Face à l’augmentation inflationniste du nombre de personnes atteintes par la maladie d'Alzheimer, la reconnaissance du rôle des aidants naturels et leur soutien devenait une nécessité absolue à la fin du XXème siècle et celle-ci prend forme avec la loi n° 2001-647 du 20 juillet 2001 qui instaure l’aide personnalisée à l’autonomie (APA). Celle-ci prendra effet à partir du 1er janvier 2002. Cette loi permet la rémunération d’un tiers dont un proche du malade pour l’aide à la réalisation des actes de la vie quotidienne qu’il lui apporte.
Instaurant un rapport d’argent, la loi a instauré un rapport entre l’aidant et la personne âgée où la notion de responsabilité est certaine. La responsabilité de l’aidant vis-à-vis du parent dépendant s’ajoute souvent aux autres rôles qu’il peut remplir : marital, parental ou grand-parental, professionnel, social etc. (Cozette, E., et al., 2002) 20 .
Si, comme l’écrit J. Tyrrell (2004) 21 : « Le rôle d’aidant informel est rarement prévu ; il est souvent assumé par devoir, dévouement, amour pour le proche dépendant, sans aucune formation particulière. », notre expérience clinique nous a appris que dans de nombreuses situations l’aidant trouve une source de revenus non négligeable en endossant cette tâche.
J. Tyrrell précise d’ailleurs un peu plus loin que : « Nos travaux de recherche * indiquent que la plupart des aidants ont des sentiments mixtes par rapport à leur rôle d’aidant. »
À nos yeux, les conditions de la désignation et les finalités des aidants ne sont certainement pas étrangères à cela. Toutefois, quelles que soient les motivations qui les ont conduits à se désigner ou se laisser désigner comme tels, les aidants sont contraints d’assumer des tâches de plus en plus complexes, et des responsabilités de plus en plus grandes avec l’évolution de la maladie d'Alzheimer de leur proche. Une fois le processus de désignation agi, se décharger de leur tâche n’est possible qu’au prix d’une blessure narcissique souvent inenvisageable ou d’un événement intercurrent venant interdire la poursuite de leur activité d’aidant. De nombreux travaux ont d’ailleurs clairement montré que l’accomplissement de la tâche qui incombe aux aidants peut conduire jusqu’à l’épuisement total de ceux-ci voire à leur décès. En regard de ces explications, nous oserons avancer l’hypothèse qui est de considérer leur mort non comme étant liée à la lourdeur de leur tâche mais comme étant le résultat de leur l’impossibilité de désistement qui est la leur.

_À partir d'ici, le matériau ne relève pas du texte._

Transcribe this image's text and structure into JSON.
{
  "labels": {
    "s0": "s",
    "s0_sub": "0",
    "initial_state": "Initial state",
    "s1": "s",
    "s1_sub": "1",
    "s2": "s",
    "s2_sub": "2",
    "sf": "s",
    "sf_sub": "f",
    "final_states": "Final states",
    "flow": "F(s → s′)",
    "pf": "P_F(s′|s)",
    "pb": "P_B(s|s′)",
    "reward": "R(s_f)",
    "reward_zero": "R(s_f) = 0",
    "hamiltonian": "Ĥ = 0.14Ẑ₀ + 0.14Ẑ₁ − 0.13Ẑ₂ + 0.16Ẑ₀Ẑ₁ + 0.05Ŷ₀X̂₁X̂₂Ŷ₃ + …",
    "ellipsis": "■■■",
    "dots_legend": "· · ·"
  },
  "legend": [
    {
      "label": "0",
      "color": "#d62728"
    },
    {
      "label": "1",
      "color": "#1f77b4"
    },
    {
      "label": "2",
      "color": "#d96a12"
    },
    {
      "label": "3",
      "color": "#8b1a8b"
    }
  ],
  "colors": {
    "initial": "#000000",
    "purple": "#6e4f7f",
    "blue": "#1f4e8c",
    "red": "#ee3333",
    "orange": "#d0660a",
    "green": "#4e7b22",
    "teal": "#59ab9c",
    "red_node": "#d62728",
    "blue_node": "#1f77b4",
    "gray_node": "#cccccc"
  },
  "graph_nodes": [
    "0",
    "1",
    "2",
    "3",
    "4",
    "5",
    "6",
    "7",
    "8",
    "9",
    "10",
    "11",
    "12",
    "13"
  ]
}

Cet impossible désistement n’est pas lié à un facteur précis et isolable mais il est le résultat d’un ensemble de loyautés invisibles (Boszormenyi-Nagy, I., 1973) 22 . S’il est possible de percevoir ces loyautés et leur poids relationnel lors des situations cliniques que nous rencontrons en tant que thérapeute familial, nous pouvons aussi dire que celles-ci sont singulières et découlent de la trajectoire de vie de chaque Alzheimérien ainsi que de la légitimité de l’aidant. Ces loyautés sont constituées de l’ensemble des interactions que nous savons pouvoir nourrir envers tel ou tel membre de notre famille mais aussi et peut-être surtout de celles que nous savons interdites dans un jeu qui noue les unes par rapport aux autres.
Par ailleurs, La loi 2002-303 du 4 mars 2002, introduit dans le dispositif législatif Français la notion de personne de confiance. Il est à noter que cette disposition s’applique uniquement aux personnes hospitalisées et la désignation de celle-ci n’est valable que pour le temps de l’hospitalisation.
La question qui se pose est donc de savoir comment une personne âgée qui souffre de troubles cognitifs et mnésiques est en mesure de désigner lors de chacune de ses hospitalisations une personne de confiance de façon tout à fait sensée…
Cette disposition semble donc difficilement applicable pour les personnes qui souffrent de maladie d'Alzheimer.
Cozette, E., et al., « Qui sont les aidants », 1999.
Tyrrell, J., « L’épuisement des aidants familiaux : facteurs de risque et réponses thérapeutiques », 2004.
Plusieurs travaux de recherche ont été réalisés sous ma direction depuis 2000, concernant le vécu des aidants familiaux qui accompagne un proche souffrant de troubles cognitifs.
Boszormenyi-Nagy, I, « Invisibles loyalties », 1973.